Para Penerus Hegelian

1 Februari 2020   14:46 Diperbarui: 1 Februari 2020   14:43 94
+
Laporkan Konten
Laporkan Akun
Kompasiana adalah platform blog. Konten ini menjadi tanggung jawab bloger dan tidak mewakili pandangan redaksi Kompas.
Lihat foto
Bagikan ide kreativitasmu dalam bentuk konten di Kompasiana | Sumber gambar: Freepik

Tradisi filsafat Analytic dan Continental, salah satu yang paling mencolok adalah cara mereka yang berbeda dalam membahas hubungan seseorang dengan orang lain. Dalam filsafat Analytic, ini biasanya didekati, pada contoh pertama, sebagai pertanyaan tentang kemungkinan pengetahuan, di bawah judul 'Masalah Pikiran Lain'. 'Masalah' yang dipertanyakan adalah bagaimana kita dapat mengetahui keberadaan pikiran lain, karena pikiran apa pun yang seperti itu tidak secara langsung terbukti dengan persepsi indra - kita tidak dapat melihat atau menyentuh pikiran.

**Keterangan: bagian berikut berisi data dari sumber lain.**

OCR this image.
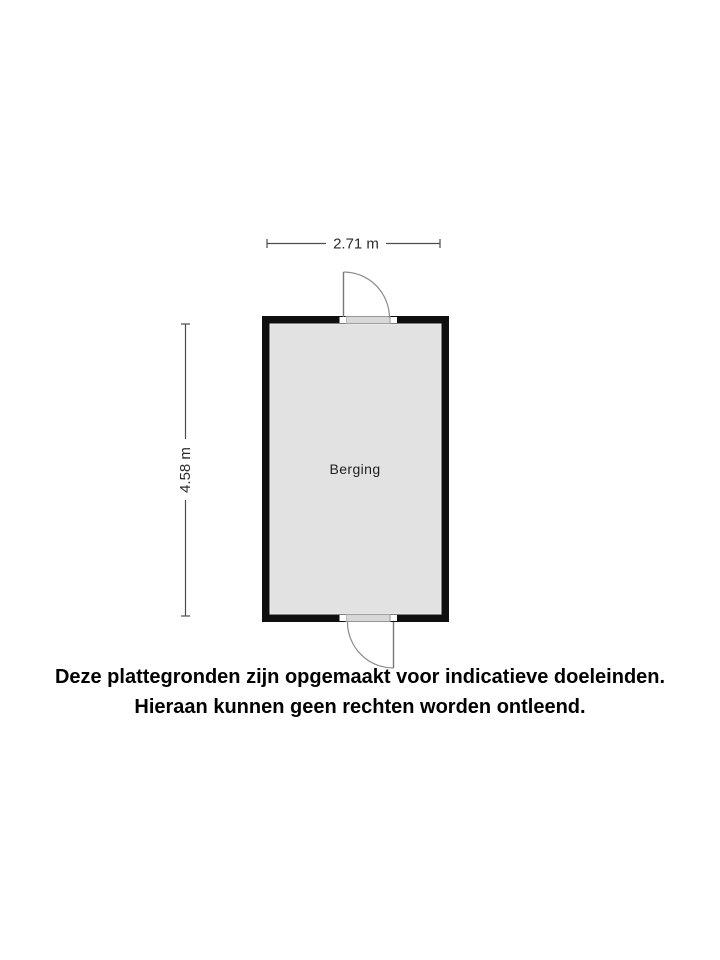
2.71 m
4.58 m	Berging
Deze plattegronden zijn opgemaakt voor indicatieve doeleinden.
Hieraan kunnen geen rechten worden ontleend.
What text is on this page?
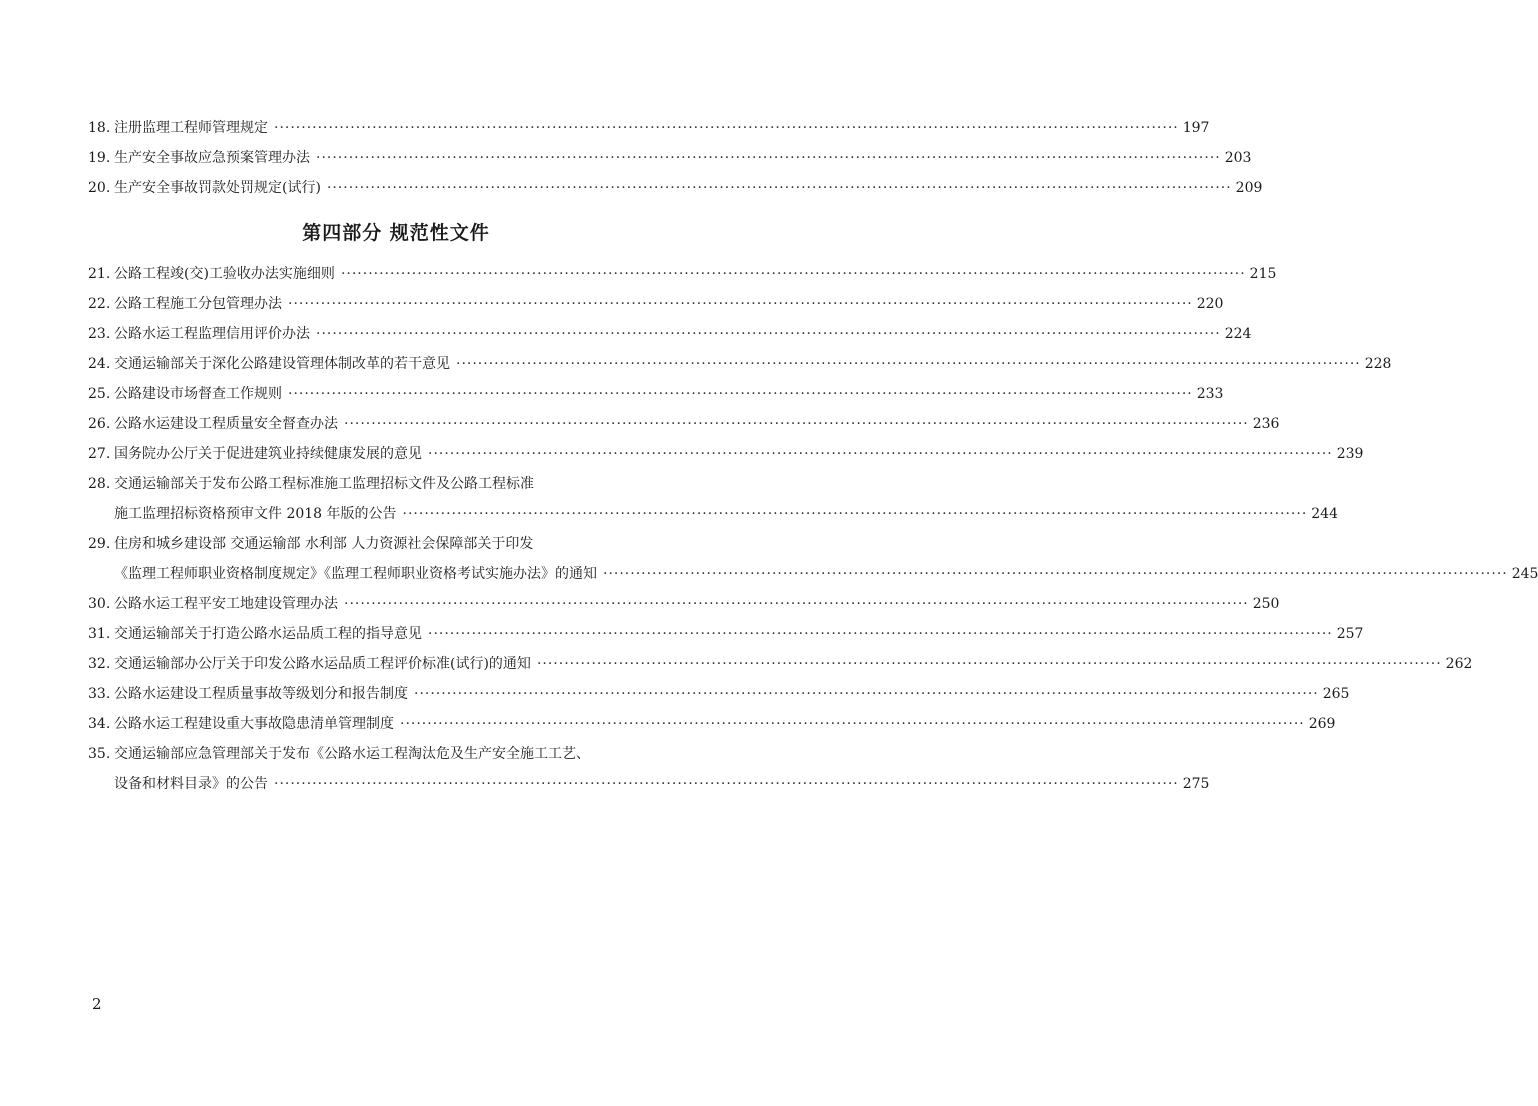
18. 注册监理工程师管理规定 ·····	197
19. 生产安全事故应急预案管理办法 ·····	203
20. 生产安全事故罚款处罚规定(试行) ·····	209
第四部分 规范性文件
21. 公路工程竣(交)工验收办法实施细则 ·····	215
22. 公路工程施工分包管理办法 ·····	220
23. 公路水运工程监理信用评价办法 ·····	224
24. 交通运输部关于深化公路建设管理体制改革的若干意见 ·····	228
25. 公路建设市场督查工作规则 ·····	233
26. 公路水运建设工程质量安全督查办法 ·····	236
27. 国务院办公厅关于促进建筑业持续健康发展的意见 ·····	239
28. 交通运输部关于发布公路工程标准施工监理招标文件及公路工程标准
施工监理招标资格预审文件 2018 年版的公告 ·····	244
29. 住房和城乡建设部 交通运输部 水利部 人力资源社会保障部关于印发
《监理工程师职业资格制度规定》《监理工程师职业资格考试实施办法》的通知 ·····	245
30. 公路水运工程平安工地建设管理办法 ·····	250
31. 交通运输部关于打造公路水运品质工程的指导意见 ·····	257
32. 交通运输部办公厅关于印发公路水运品质工程评价标准(试行)的通知 ·····	262
33. 公路水运建设工程质量事故等级划分和报告制度 ·····	265
34. 公路水运工程建设重大事故隐患清单管理制度 ·····	269
35. 交通运输部应急管理部关于发布《公路水运工程淘汰危及生产安全施工工艺、
设备和材料目录》的公告 ·····	275
2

Sebuah tanggapan klasik untuk pertanyaan ini, didengungkan oleh banyak penulis kemudian, diberikan oleh John Stuart Mill:  "Manusia lain memiliki perasaan seperti saya, karena, pertama, mereka memiliki tubuh seperti saya, yang saya tahu dalam kasus saya sendiri adalah kondisi perasaan sebelumnya; dan karena, kedua, mereka menunjukkan tindakan, dan tanda-tanda lahiriah lainnya, berdasarkan pengalaman disebabkan oleh perasaan. "

Tantangan skeptis terhadap kesimpulan Mill telah ditempuh dalam beberapa tahun terakhir oleh eksperimen pemikiran 'zombie filosofis', yang dipopulerkan oleh David Chalmers. Ini bukan hantu pemakan sinema horor, tetapi makhluk hipotesis yang akan terlihat dan bertindak manusia tetapi tidak memiliki pengalaman sadar. Chalmers bertanya apakah makhluk seperti itu bisa dimungkinkan (bahkan jika tidak terlalu masuk akal), dan bukti apa yang dapat diperhitungkan terhadap orang tertentu yang sebenarnya menjadi zombie filosofis.

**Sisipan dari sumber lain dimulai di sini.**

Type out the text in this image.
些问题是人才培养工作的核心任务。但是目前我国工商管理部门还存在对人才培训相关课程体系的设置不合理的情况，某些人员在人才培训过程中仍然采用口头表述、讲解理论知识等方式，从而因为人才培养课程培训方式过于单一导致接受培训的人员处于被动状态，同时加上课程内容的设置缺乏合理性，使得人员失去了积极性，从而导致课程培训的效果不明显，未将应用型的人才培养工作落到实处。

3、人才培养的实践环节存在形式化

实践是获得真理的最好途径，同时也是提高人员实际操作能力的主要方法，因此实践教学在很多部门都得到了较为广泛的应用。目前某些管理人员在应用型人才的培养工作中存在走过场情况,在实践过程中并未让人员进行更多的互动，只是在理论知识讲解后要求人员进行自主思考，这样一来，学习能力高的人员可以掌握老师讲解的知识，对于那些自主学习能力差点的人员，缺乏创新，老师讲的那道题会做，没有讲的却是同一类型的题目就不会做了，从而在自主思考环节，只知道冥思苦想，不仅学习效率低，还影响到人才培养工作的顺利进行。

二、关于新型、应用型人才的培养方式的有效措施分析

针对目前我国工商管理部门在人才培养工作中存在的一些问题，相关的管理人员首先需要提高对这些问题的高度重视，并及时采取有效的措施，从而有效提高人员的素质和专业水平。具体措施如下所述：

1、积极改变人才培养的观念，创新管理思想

Tapi meninggalkan zombie di belakang dan kembali ke dunia nyata, jelas  proses deduksi yang diusulkan oleh Mill tidak ada hubungannya dengan mengapa kita benar-benar menerima  orang-orang di sekitar kita memiliki pikiran mereka sendiri. Bahkan pengamatan anak-anak yang paling sepintas harus mengingatkan kita pada kenyataan  masalah mereka,  ketika mereka tumbuh secara bertahap lebih akrab dengan dunia, adalah kebalikan dari masalah yang diajukan oleh Mill.

Pada awalnya, anak-anak menghubungkan kondisi mental dengan segala sesuatu - mereka percaya mainan mereka memiliki pikiran dan perasaan sama seperti orang tua mereka  dan seiring waktu pemangkasan terjadi di antara kategori entitas yang menghubungkan kondisi mental. Hewan tetap berada dalam kategori ini paling lama, dan bahkan orang dewasa pun mampu menghubungkan kondisi mental yang tidak masuk akal dengan hewan peliharaan mereka. Memang, mudah bagi kita untuk mengaitkan kedengkian dengan benda mati yang sangat bandel: sekrup yang tidak akan dibuka; zip yang menempel; sebuah pintu yang tidak akan terbuka.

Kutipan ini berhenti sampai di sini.